William Brent Bell est un spécialiste du film d’épouvante. Je ne ferai pas de comparaisons avec ses précédents films que j’avoue ne pas avoir vu, mais ces 97 minutes ont été pour moi une excellente surprise. Pour essayer d’échapper à son passé, Greta, une jeune Américaine, se fait engager comme assistante maternelle en Angleterre, dans une maison perdue en pleine campagne. À son arrivée, elle découvre qu’elle a été embauchée non pas pour s’occuper d’un petit garçon de 8 ans en chair et en os, mais d’une poupée de porcelaine grandeur nature. Seule dans la maison, loin de tout, Greta assiste à des événements tous plus étranges les uns que les autres. La poupée serait-elle vivante ? Il se trouve que Greta n’a pas seulement été engagée, elle a été choisie… Tous les ingrédients du film de genre sont ici réunis, mais surtout on voit poindre quelques originalités scénaristiques… et ça fait du bien.

The boy

Particulièrement friand de ces histoires d’horreur dans lesquelles des personnages sont confrontés à des objets terrifiants, Stacey Menear, le scénariste, a commencé à faire des recherches sur les poupées. Il a ainsi découvert qu’il existait vraiment des poupées hantées ou qui auraient pris vie… Donc, on se dit à priori que cette énième production sur ce type de sujet ne va pas pouvoir nous surprendre beaucoup.
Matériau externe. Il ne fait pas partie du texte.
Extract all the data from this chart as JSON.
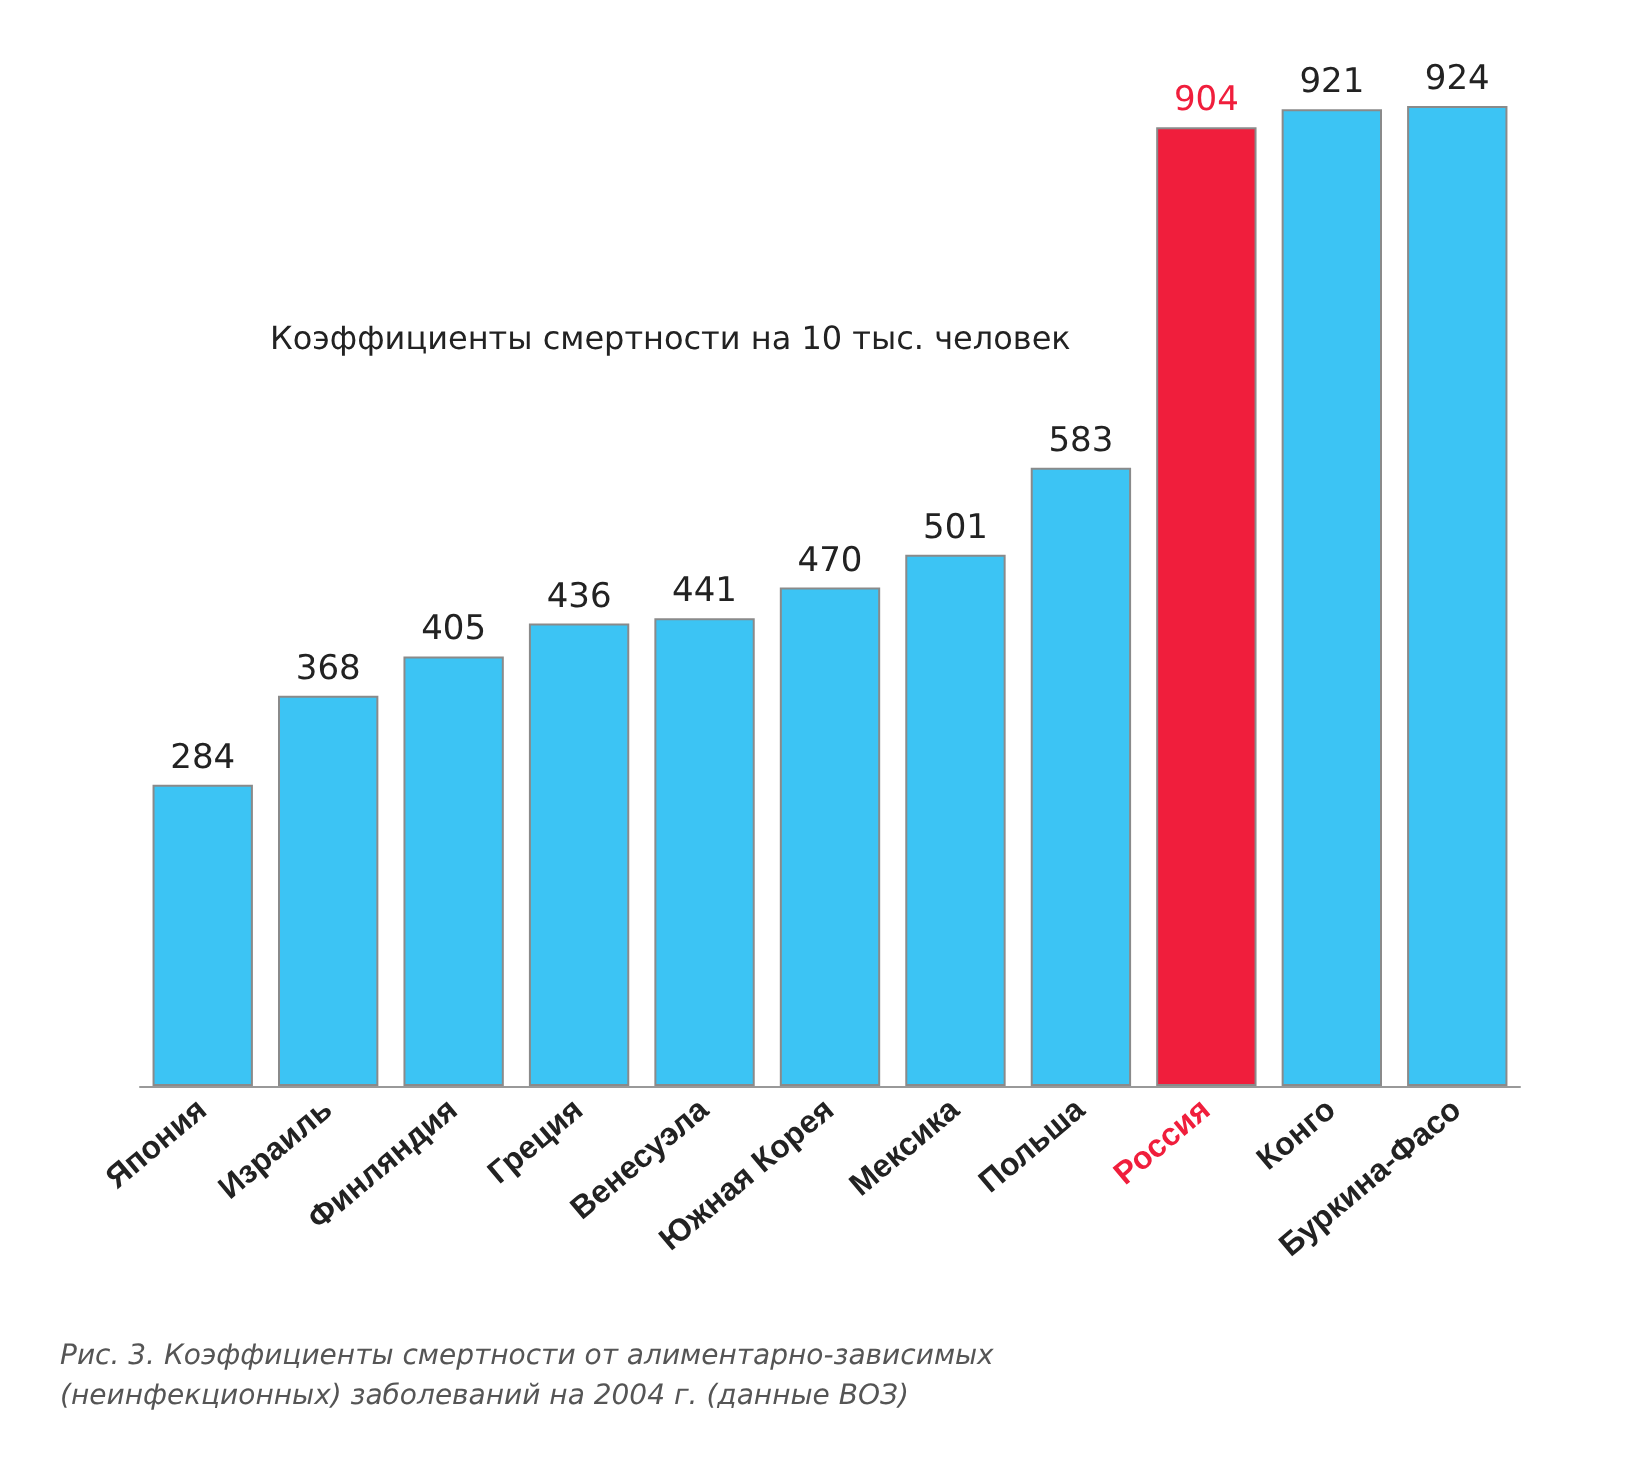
{
  "chart_data": {
    "type": "bar",
    "title": "Коэффициенты смертности на 10 тыс. человек",
    "categories": [
      "Япония",
      "Израиль",
      "Финляндия",
      "Греция",
      "Венесуэла",
      "Южная Корея",
      "Мексика",
      "Польша",
      "Россия",
      "Конго",
      "Буркина-Фасо"
    ],
    "values": [
      284,
      368,
      405,
      436,
      441,
      470,
      501,
      583,
      904,
      921,
      924
    ],
    "colors": [
      "#3cc4f4",
      "#3cc4f4",
      "#3cc4f4",
      "#3cc4f4",
      "#3cc4f4",
      "#3cc4f4",
      "#3cc4f4",
      "#3cc4f4",
      "#f01e3c",
      "#3cc4f4",
      "#3cc4f4"
    ],
    "data_labels": true,
    "annotations": [
      "Рис. 3. Коэффициенты смертности от алиментарно-зависимых (неинфекционных) заболеваний на 2004 г. (данные ВОЗ)"
    ]
  }
}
C’est bien de là que nous vient la bonne nouvelle. Même si l’intrigue se déroule dans la pluvieuse campagne anglaise, le film a été tourné sur l’île de Vancouver en Colombie-Britannique (en 24 jours). Il s’agit d’une région comprenant beaucoup de manoirs construits par les nouveaux magnats du bois, du chemin de fer et du charbon de l’Ouest canadien à la fin du 19ème siècle. Et comme souvent, la maison, le grand manoir gothique des Heelshire,  est un des personnages principaux de l’histoire. Ajouter à tout cela la musique de Bear McCreary, l’excellente photo signée Daniel Pearl, les maquillages, les décors et les costumes très soignés,… tout est là pour nous embarquer dans les pas de cette nounou et de son petit garçon pas comme les autres. Comme en plus, le scénario a choisi d’éviter les effets gore et de ne jouer que sur l’ambiance, les lumières et la bande son… on se régale. De l’épouvante soft mais sacrément habile.

The boy 1

Le casting est à la hauteur avec bien sûr l’omni présente (et très jolie) Lauren Cohan, qui nous fait partager ses étonnements, ses peurs et enfin sa terreur. A ses côtés Rupert Evans  ne manque pas de présence tout comme Ben Robson. Une mention pour le couple de « parents » Jim Norton et Diana Hardcastle, encore plus flippants que leur « progéniture ». Au final, un spectacle réussi, même si le final reste un peu convenu, on ne boude pas son plaisir devant cette très belle surprise.